The current Court is 6-3 conservative (Roberts, Thomas, Alito, Gorsuch, Kavanaugh, Barrett) vs (Sotomayor, Kagan, Jackson). The majority is durable - all six conservatives are under 75 except Thomas (76) and Alito (74). Locked in for years.
The federal budget is over $7 trillion. Congress controls every dollar of federal spending through appropriations. The Court has no equivalent power. The Inflation Reduction Act 2022 ($891bn) and CHIPS Act 2022 ($280bn) reshaped industrial policy more than any Court ruling.
Trump's tariffs (announced January 2025), the Russia-Ukraine policy, the Israel-Hamas response, the China relationship - all driven by presidential executive authority. The Court has no equivalent reach in foreign affairs.
Many SCOTUS rulings can be effectively reversed by Congress: the Lily Ledbetter Fair Pay Act (2009) reversed a 2007 SCOTUS pay-discrimination ruling. The Voting Rights Act 1965 was passed in response to Court inaction. Congressional power is greater because it sets the legal framework the Court interprets.
Trump's 2025 mass-deportation programme, ICE operations, the Border Patrol's policy enforcement - all driven by executive action. The Court has slowed but not reversed any of these.
Schedule F to politicise the civil service, executive orders on energy / immigration / DEI, the dismantling of independent agencies - all happening through executive action without major Court intervention.
The stronger answer is YES - the Supreme Court has become the most consequential branch.
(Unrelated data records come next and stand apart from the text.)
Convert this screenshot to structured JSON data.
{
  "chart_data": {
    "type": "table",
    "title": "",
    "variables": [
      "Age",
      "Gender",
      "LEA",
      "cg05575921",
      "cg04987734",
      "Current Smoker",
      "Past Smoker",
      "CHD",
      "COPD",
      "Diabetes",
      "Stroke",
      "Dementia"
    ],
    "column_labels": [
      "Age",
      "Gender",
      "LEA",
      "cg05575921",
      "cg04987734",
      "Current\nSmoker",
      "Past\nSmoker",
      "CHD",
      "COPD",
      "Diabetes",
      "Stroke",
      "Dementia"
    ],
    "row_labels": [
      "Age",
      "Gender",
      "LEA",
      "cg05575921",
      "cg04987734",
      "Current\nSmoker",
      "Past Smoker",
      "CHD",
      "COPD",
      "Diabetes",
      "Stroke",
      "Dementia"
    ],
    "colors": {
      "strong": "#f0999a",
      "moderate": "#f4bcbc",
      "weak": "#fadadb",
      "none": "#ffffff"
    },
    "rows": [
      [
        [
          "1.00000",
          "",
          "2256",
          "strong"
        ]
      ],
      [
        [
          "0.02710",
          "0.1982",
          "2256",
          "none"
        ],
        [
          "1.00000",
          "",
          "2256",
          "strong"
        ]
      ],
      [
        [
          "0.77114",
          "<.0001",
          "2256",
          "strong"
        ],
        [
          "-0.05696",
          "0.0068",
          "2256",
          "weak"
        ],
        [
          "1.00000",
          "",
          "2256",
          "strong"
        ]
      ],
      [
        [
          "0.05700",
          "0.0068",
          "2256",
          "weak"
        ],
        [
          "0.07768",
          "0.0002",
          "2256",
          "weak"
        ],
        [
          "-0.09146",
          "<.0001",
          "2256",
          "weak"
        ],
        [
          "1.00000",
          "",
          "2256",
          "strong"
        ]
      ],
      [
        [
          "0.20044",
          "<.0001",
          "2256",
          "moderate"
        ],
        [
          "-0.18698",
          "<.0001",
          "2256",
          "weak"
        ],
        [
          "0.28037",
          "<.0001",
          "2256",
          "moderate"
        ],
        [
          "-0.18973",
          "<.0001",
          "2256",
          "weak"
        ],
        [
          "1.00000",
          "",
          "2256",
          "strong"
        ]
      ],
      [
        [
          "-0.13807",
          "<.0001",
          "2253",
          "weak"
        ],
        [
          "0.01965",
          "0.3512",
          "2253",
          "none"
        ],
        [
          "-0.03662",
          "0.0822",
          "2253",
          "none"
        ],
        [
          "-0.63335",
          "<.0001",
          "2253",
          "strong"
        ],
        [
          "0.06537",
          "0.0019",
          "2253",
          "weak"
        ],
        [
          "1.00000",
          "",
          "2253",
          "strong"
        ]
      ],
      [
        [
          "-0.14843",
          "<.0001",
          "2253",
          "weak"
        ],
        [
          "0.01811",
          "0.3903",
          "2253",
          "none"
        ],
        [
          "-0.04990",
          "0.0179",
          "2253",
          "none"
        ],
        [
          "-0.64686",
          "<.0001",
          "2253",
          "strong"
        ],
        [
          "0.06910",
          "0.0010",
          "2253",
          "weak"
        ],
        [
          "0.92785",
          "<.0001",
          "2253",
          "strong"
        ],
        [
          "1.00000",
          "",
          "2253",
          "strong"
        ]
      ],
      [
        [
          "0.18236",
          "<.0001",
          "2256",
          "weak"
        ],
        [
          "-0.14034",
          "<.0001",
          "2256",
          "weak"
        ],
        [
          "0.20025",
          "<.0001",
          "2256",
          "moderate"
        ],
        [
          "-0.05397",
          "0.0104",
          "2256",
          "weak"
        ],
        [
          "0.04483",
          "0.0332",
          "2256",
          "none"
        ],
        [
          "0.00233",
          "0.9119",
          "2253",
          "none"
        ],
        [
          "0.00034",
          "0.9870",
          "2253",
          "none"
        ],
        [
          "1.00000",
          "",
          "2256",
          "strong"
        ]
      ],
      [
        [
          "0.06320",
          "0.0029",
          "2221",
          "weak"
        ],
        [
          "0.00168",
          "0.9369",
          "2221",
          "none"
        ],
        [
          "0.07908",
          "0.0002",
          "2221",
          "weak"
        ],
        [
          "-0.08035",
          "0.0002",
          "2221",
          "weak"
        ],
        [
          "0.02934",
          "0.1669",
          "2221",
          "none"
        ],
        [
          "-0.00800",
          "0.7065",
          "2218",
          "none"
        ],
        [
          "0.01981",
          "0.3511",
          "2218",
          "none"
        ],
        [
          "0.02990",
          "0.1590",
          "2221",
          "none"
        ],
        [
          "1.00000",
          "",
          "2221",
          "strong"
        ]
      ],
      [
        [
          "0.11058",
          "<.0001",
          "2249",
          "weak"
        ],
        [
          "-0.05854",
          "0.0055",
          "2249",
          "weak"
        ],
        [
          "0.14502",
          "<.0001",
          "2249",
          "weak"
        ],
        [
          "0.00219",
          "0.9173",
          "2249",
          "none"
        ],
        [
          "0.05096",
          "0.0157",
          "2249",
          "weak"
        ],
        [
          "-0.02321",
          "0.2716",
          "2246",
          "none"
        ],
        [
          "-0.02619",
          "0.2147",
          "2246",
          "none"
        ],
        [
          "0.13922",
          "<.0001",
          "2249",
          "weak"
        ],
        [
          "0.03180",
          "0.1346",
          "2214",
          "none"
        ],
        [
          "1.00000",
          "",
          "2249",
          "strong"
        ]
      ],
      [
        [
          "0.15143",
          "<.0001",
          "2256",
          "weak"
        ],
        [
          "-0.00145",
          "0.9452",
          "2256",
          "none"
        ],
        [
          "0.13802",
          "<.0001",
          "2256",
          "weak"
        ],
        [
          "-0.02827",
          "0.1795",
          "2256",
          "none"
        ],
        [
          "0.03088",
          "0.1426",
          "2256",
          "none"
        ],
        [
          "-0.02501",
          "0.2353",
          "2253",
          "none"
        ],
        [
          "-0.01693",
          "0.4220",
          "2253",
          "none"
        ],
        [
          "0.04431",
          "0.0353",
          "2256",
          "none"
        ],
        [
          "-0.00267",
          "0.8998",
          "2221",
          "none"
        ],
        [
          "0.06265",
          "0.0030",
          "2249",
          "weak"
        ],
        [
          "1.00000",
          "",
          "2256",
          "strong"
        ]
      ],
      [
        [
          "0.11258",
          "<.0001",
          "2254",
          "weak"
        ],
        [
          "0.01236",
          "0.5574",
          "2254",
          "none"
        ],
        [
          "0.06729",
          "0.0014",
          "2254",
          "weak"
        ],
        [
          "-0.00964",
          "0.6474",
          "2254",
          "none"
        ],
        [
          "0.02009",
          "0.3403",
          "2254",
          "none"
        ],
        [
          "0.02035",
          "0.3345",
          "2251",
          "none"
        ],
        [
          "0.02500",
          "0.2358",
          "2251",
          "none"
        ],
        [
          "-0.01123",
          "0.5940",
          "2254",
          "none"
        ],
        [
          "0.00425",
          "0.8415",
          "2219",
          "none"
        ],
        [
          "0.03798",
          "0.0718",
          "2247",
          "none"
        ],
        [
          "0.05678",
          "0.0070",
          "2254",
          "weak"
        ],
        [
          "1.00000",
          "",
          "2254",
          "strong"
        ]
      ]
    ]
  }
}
Dobbs, Bruen, Trump v US, Students for Fair Admissions, the major questions doctrine cluster - each individually is a major federal-policy change; together they show a Court that has reshaped American constitutional law in ways the elected branches cannot reverse. Defenders point to budget, foreign policy and executive immigration - all real - but those are policy areas. Constitutional law is the framework within which all other policy operates, and the Court has rewritten it.
SCOTUS has become the most consequential branch. Constitutional law is the framework within which all other policy operates. The Roberts Court has rewritten it on abortion, guns, executive power, voting rights and regulatory authority - irreversible without Article V or a future Court reversal.